Setelah lebih dari seminggu penuh berjuang di bawah tumpukan puing, pada Selasa, 7 Oktober 2025 operasi evakuasi tragedi runtuhnya mushola Pondok Pesantren Al-Khoziny akhirnya diumumkan resmi ditutup. Tim SAR menyatakan bahwa semua korban telah ditemukan dan tidak ada lagi potensi korban hidup yang tersisa.

Menurut data resmi, total 171 orang telah dievakuasi dari lokasi bencana. Dari jumlah tersebut, 104 orang selamat, sementara 67 orang meninggal dunia, termasuk 8 bagian tubuh (body parts) yang diperkirakan bagian tubuh dari korban tewas. Identifikasi lebih lanjut terhadap bagian tubuh tersebut masih dalam proses identifikasi guna memastikan identitas dari korban. 

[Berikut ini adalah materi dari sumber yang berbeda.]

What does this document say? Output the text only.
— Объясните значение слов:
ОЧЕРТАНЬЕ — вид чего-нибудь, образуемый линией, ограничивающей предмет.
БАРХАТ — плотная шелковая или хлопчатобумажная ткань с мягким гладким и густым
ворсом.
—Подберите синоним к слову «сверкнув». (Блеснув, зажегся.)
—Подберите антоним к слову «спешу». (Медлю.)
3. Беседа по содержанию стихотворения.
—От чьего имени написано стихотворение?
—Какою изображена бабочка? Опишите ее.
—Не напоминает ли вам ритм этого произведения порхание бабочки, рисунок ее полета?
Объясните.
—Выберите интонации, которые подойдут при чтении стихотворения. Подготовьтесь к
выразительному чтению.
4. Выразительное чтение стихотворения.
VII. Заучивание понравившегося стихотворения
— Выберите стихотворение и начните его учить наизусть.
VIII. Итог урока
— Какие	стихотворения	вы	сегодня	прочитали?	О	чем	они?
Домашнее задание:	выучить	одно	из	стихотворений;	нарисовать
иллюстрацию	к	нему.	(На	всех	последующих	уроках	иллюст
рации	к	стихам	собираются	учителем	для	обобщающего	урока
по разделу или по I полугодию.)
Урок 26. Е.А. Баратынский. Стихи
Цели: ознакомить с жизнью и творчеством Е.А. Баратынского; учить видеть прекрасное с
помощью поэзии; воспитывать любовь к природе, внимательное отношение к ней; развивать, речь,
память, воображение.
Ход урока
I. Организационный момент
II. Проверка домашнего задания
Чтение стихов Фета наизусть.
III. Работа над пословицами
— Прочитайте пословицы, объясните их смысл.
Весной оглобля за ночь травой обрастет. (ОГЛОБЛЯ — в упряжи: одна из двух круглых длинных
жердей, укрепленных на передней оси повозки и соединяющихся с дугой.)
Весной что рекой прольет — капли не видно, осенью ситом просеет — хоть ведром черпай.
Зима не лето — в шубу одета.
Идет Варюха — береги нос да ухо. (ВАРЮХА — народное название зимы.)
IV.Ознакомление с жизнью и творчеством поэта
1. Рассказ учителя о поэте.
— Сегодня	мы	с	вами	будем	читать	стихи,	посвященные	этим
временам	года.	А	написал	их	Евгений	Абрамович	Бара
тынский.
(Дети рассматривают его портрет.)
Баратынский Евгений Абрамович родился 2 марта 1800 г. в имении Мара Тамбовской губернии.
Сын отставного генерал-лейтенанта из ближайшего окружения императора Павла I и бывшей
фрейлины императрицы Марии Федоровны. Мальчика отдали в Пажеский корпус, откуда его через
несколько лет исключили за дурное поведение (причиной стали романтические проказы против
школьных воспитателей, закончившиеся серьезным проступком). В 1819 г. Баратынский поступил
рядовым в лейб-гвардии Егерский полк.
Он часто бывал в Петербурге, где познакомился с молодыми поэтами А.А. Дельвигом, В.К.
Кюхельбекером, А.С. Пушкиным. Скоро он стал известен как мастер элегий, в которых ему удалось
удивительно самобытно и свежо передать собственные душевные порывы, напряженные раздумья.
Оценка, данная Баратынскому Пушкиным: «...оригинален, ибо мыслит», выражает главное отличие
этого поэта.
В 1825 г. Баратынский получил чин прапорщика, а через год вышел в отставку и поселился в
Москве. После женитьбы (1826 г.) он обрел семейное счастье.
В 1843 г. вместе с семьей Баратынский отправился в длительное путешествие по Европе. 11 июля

Sumber dari ANTARA News Bengkulu

Operasi pencarian dan penyelamatan dipercepat dengan penggunaan alat berat seperti ekskavator dan crane yang sebelumnya sempat dianggap berisiko mengganggu stabilitas reruntuhan dan mengakibatkan reruntuhan susulan. Tim SAR bersama tim teknis struktur memastikan area aman sebelum menerjunkan alat-alat ini agar proses evakuasi dapat berlangsung secara efektif dan minim risiko tambahan. 

Sumber dari Tribatanews Polri

Kepala Basarnas, Marsekal Madya TNI Mohammad Syafii, menyampaikan bahwa pengakhiran operasi merupakan keputusan yang diambil setelah diyakini bahwa tidak ada ruang sisa yang dapat diperiksa lagi secara layak, baik dengan metode manual maupun mekanik. “Operasi (evakuasi) resmi ditutup setelah otoritas yakin seluruh jenazah sudah ditemukan dan tidak ada lagi korban yang bisa diselamatkan,” ungkapnya. 

Sumber dari detikNews

Reaksi masyarakat dan keluarga korban pun bercampur antara kesedihan dan kelegaan bahwa proses evakuasi dari tragedi ini telah tuntas. Banyak keluarga yang berharap proses identifikasi, pemulangan jenazah, dan pemakaman dapat dilakukan secepatnya dengan penuh penghormatan. Pemerintah daerah serta lembaga terkait juga menetapkan langkah audit menyeluruh terhadap bangunan pesantren lainnya sebagai upaya pencegahan agar insiden serupa tidak terulang.

Tragedi ambruknya Ponpes Al-Khoziny menjadi salah satu bencana non-alam paling mematikan di Indonesia tahun ini. Dengan penutupan evakuasi resmi, perhatian kini bergeser ke pertanggungjawaban, evaluasi regulasi bangunan pesantren, dan perbaikan sistem pengawasan konstruksi di lembaga pendidikan berasrama. Harapan bersama adalah bahwa angka duka ini tidak hanya menjadi sia-sia, melainkan titik balik bagi peningkatan keamanan infrastruktur pesantren di seluruh negeri.